First the data had to be cleaned and preprocessed. I used SpaCy to tokenize, lemmatize, lowercase, and remove stop-words from the text.
import pandas as pd
import nltk
import spacy
from tqdm import tqd
nlp = spacy.load("en_core_web_sm")
def create_tokens(dataframe):
tokens = []
for doc in tqdm(nlp.pipe(dataframe.astype('unicode').values), total=dataframe.size):
if doc.is_parsed:
tokens.append([n.lemma_.lower() for n in doc if (not n.is_punct and not n.is_space and not n.is_stop)])
else:
tokens.append("")
return tokens
raw = pd.read_csv("topics_raw.csv")
tokens = create_tokens(raw)
After this came the problem of choosing a way to extract keywords from the corpus of text. Since my corpus was comprised of a massive number of small “documents,” each one a different interview question, I decided to extract the keywords from each document separately rather than combining any of the data, and sorting unique keywords from the resulting list by frequency.

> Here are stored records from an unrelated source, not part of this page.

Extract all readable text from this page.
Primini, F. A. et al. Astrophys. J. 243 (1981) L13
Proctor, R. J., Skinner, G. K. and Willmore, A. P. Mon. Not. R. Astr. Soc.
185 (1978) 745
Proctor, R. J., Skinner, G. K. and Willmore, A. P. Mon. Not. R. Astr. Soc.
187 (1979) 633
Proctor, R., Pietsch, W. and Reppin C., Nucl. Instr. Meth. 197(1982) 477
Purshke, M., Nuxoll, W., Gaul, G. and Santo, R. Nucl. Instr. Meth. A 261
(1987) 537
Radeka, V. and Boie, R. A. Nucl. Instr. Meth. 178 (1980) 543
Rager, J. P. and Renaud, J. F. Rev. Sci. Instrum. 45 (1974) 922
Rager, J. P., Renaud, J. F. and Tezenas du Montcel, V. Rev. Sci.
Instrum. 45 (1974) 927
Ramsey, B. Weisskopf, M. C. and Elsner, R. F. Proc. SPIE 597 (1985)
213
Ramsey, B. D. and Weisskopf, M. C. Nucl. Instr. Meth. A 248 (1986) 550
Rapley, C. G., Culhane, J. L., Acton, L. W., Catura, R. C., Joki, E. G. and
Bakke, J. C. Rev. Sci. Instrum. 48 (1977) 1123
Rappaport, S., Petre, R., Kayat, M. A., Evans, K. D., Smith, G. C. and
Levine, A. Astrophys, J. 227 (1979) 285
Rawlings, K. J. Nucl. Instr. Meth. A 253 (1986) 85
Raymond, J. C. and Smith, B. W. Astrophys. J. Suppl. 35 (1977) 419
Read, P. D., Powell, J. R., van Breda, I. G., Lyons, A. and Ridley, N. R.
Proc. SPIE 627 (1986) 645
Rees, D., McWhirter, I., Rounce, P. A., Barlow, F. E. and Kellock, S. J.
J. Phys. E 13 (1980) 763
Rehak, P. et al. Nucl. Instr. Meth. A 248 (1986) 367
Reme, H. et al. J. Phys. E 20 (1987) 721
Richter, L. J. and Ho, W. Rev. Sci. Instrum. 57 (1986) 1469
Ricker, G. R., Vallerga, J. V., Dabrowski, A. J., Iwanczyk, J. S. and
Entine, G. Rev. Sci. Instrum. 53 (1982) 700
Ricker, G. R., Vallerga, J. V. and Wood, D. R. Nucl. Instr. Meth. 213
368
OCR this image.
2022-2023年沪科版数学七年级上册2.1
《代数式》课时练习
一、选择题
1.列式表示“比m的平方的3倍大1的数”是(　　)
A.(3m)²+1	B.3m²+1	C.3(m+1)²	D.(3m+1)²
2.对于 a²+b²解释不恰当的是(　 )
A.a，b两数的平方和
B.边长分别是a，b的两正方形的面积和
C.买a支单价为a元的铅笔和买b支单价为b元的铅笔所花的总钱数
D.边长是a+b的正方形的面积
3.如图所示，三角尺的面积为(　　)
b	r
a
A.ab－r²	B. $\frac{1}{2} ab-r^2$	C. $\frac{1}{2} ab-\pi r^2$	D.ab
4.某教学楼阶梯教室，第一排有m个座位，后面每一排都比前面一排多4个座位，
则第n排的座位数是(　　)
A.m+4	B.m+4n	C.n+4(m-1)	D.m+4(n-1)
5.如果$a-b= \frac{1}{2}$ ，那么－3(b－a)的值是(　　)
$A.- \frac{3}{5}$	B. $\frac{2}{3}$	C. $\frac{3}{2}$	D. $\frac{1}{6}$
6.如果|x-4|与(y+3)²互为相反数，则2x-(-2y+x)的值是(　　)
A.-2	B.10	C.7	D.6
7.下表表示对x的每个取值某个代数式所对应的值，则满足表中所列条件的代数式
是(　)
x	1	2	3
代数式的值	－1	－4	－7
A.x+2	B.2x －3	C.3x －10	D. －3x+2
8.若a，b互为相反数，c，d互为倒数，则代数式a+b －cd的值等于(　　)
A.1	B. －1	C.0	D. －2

Then, testing began. Various methods, such as TF-IDF, RAKE, as well as some more recent, state-of-the-art methods such as SGRank, YAKE, and TextRank, were considered. I was also curious enough to try Amazon Comprehend, an auto-ML solution, to see how competent it was. Unfortunately, the results were unsatisfactory as the combination of high level abstraction with the granularity of the NLP task proved still yet impractical. In the end, after comparing the keywords produced by each method, I found that SGRank produced the best results (the highest quantity of relevant keywords).
import textacy
import textacy.ke
text = " ".join(raw.tolist())
nlp = spacy.load('en_core_web_sm')
nlp.max_length = len(text)
keywords = []
for tokenlist in tqdm(question_tokens):
doc = nlp(" ".join(tokenlist))
extract = textacy.ke.sgrank(doc, ngrams=(1), window_size=2, normalize=None, topn = 2, include_pos=['NOUN', 'PROPN'])
for a, b in extract:
keywords.append(a)
Finally, I sorted unique keywords by frequency in order to get the most salient ones.
res = sorted(set(keywords), key = lambda x: keywords.count(x), reverse=True)
The result was around 1900 words, which I then manually went through and assigned the top 200 most relevant ones to our bins.
Finally, with the final list of categorized keywords, it is possible to classify each interview question as one of 8 different types by counting the appearance of keywords in each question. Furthermore, we can generate “personality” profiles for different companies which are displayed on the website.
In conclusion, I found that for this specific problem it was best to simply opt for a hybrid approach towards the unsupervised classification task that involved both machine learning as well as manual work.
Generally, working without labels in unsupervised contexts within Natural Language Processing leaves quite some distance between the analysis of data and the actual practical application of results— forcing alternate approaches like the one seen in this article. This is, in my opinion, a distinct deficiency of NLP which is more severe than in other fields such as computer vision or generative models. Of course, I anticipate future advancements in more insightful models and other research will make marked improvements in this regard.
Anyway, thanks for reading this article! I hope you learned something.